Удивленная поздним визитом дочери и внучки, Сарвиноз-апа встревожилась. Прямо у порога поинтересовалась, не случилось ли чего? Чтобы не расстраивать маму, дочь сказала, что очень соскучилась, потому и нагрянула в столь позднее время.
– Я как под копирку повторяю вашу горькую вдовью долю, мамочка, – сказала она удрученно, когда они стали укладываться на ночлег. – Вашей внучке нужен отец, что вы думаете на этот счет?
Может оттого, что Сарвиноз-апа не ожидала подобного вопроса от дочери, она не смогла ей сразу ответить.
– У тебя уже есть кто-то? – спросила она после небольшой паузы.
Чтобы не расплакаться, дочь юркнула во двор. Присев на летнюю тахту, смахнула накатившиеся слезы. Мать не пошла за ней – решила дать ей возможность побыть наедине с собой. Неожиданно в сумочке Сурайе зазвенел мобильник. Ее дочурка по привычке выхватила аппарат и бросилась во двор. Сурайе разглядев номер звонящего, нажала кнопку соединения.
– Кумуш, ты где? – спросила она, понизив голос. – А я в городе… Прошу, скажи им, чтобы вернули мне трудовую книжку… Нет, ты же знаешь!… Какая еще командировка?.. Я его убью, понимаешь, возьму и убью… Он меня совсем достал… Кумуш, скажи, разве можно так измываться над бедной женщиной… Что?.. Когда?.. Как хочешь…
Выключив мобильник, Сурайе обняла колени и застыла в этой позе. Сарвиноз-апа, убаюкав внучку, бесшумно вышла во двор. Присела рядом с дочерью.
– Что случилось, милая? – ласково спросила она.
Сурайе медленно подняла голову. Хотела произнести: «Все в норме», но не смогла – ее глаза вновь повлажнели. Она с трудом сдержалась, чтобы не закричать. Ее продолжали терзать одни и те же вопросы: «Почему мужчины такие, мама?! Почему они до такой степени хитрые и подлые! Для достижения своих низменных целей ничем не гнушаются… Издеваясь над обездоленными, получают особое удовольствие. А еще говорят, что хитростью женщин можно нагрузить сорок ослов, а у мужиков их сколько? Для чего, обрекая на новые страдания уже несчастных, они хотят еще больше испачкать и обесчестить их?
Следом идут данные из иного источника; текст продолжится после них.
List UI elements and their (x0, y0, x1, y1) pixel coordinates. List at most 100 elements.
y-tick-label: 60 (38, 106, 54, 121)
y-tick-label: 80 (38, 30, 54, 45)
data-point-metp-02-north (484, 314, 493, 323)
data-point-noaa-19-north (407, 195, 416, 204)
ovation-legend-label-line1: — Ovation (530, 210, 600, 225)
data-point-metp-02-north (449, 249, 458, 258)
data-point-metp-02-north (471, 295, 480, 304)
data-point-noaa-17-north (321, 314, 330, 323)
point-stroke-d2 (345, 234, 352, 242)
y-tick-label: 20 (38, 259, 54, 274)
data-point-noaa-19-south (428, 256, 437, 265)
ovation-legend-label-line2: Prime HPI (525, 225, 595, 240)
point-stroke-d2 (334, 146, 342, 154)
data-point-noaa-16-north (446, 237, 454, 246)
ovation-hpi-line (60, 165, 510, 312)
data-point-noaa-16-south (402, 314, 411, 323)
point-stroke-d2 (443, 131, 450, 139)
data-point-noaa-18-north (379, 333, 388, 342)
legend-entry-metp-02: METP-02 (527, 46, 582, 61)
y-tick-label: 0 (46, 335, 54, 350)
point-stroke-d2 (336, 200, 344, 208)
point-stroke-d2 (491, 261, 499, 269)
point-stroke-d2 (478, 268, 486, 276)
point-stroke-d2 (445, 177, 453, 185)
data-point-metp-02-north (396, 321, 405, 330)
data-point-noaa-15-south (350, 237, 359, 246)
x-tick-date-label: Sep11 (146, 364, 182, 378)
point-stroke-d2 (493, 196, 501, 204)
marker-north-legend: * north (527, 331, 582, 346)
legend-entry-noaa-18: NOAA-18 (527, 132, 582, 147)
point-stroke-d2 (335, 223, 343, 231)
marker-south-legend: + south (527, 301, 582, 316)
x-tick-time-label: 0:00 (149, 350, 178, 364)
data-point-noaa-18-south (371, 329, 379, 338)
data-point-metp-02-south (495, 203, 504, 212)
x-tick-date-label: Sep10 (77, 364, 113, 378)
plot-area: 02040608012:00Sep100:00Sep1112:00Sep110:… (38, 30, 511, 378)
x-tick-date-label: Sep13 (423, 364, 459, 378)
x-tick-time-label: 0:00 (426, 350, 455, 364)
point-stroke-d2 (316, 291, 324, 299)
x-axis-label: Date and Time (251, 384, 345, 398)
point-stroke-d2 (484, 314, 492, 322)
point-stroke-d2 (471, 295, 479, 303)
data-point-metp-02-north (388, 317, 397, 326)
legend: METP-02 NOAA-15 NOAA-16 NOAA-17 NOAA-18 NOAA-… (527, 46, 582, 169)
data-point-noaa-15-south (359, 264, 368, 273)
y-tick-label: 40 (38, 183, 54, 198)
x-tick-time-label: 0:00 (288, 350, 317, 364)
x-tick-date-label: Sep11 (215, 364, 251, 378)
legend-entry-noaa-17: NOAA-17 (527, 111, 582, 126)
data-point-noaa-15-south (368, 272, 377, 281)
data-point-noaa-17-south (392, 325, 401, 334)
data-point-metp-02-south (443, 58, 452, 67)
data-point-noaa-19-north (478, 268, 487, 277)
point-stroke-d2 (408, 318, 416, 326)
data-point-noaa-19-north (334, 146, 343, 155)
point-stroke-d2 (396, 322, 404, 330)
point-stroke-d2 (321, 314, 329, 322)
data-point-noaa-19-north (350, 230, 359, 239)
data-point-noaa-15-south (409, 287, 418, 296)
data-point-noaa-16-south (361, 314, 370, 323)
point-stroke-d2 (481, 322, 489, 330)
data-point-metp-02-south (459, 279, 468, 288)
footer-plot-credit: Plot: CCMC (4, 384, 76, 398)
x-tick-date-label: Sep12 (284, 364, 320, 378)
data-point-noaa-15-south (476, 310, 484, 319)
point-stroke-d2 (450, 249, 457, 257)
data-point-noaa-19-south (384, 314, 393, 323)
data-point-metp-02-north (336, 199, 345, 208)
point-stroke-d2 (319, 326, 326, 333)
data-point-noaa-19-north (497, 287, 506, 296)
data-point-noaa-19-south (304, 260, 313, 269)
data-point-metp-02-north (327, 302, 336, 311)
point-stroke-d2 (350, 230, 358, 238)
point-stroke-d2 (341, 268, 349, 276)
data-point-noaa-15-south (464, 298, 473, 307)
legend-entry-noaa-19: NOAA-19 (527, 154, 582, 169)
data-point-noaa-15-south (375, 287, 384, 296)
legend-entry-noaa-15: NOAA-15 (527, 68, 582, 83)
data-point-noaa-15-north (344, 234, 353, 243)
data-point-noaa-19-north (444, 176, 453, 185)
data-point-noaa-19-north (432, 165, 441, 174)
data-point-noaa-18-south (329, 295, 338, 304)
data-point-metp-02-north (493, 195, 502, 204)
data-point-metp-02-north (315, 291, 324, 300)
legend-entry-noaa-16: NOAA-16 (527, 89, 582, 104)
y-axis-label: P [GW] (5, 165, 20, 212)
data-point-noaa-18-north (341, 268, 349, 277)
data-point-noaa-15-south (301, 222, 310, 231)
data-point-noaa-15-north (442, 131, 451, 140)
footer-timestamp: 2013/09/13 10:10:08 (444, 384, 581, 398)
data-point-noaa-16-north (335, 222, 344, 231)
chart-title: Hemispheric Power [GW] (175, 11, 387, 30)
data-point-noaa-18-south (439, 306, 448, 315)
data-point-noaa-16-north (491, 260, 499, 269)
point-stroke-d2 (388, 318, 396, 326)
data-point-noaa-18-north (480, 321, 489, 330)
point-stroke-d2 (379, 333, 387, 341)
Неужели они не думают, что за все злодеяния и грехи на небесах их ожидает самый строгий и справедливый суд?..»
– Доченька, если тебе нужны деньги, не стесняйся, скажи, я тут скопила со своей пенсии кое-что, – сказала Сарвиноз-апа по-своему расценив проблемы дочери. – Только не надо так убиваться, родная, тут недолго себя подкосить...
Сурайе, чтобы вновь не разрыдаться, до крови прикусила губы. Она зашла в комнату, где мирно посапывала ее дочурка, и улеглась рядышком. Тягостные раздумья не покидали ее. Ей почему-то вспомнился покойный супруг. На закате своих дней, погладив своими исхудавшими руками ее локоны, он, тяжело дыша, проговорил: «Когда меня не станет, будет ли кто-нибудь еще гладить эти прекрасные волосы?» Потом он глубоко вздохнул и…
Утром за завтраком младший брат Сурайе Жамшид испытывающе посмотрел на нее:
– Все в порядке, сестра?
Измученная бессонницей Сурайе хотела ему съязвить, но встретив его сочувственный взгляд, промолчала. Сарвиноз-апа, взглянув на сына, чуть заметно покачала головой.
Оценив ситуацию, Жамшид попытался перевести разговор в шутливое русло.
– Мама, вы тоже во сне о чем-то болтали. Одним словом, все вы не дали мне как следует выспаться!
Сурайе украдкой посмотрела на младшего брата. Может быть, попросить его приструнить ее несносного начальника? Но парень очень горяч. Не посмотрит, какое тот занимает положение, быстренько надерет ему шею или, не дай Бог, еще покалечит…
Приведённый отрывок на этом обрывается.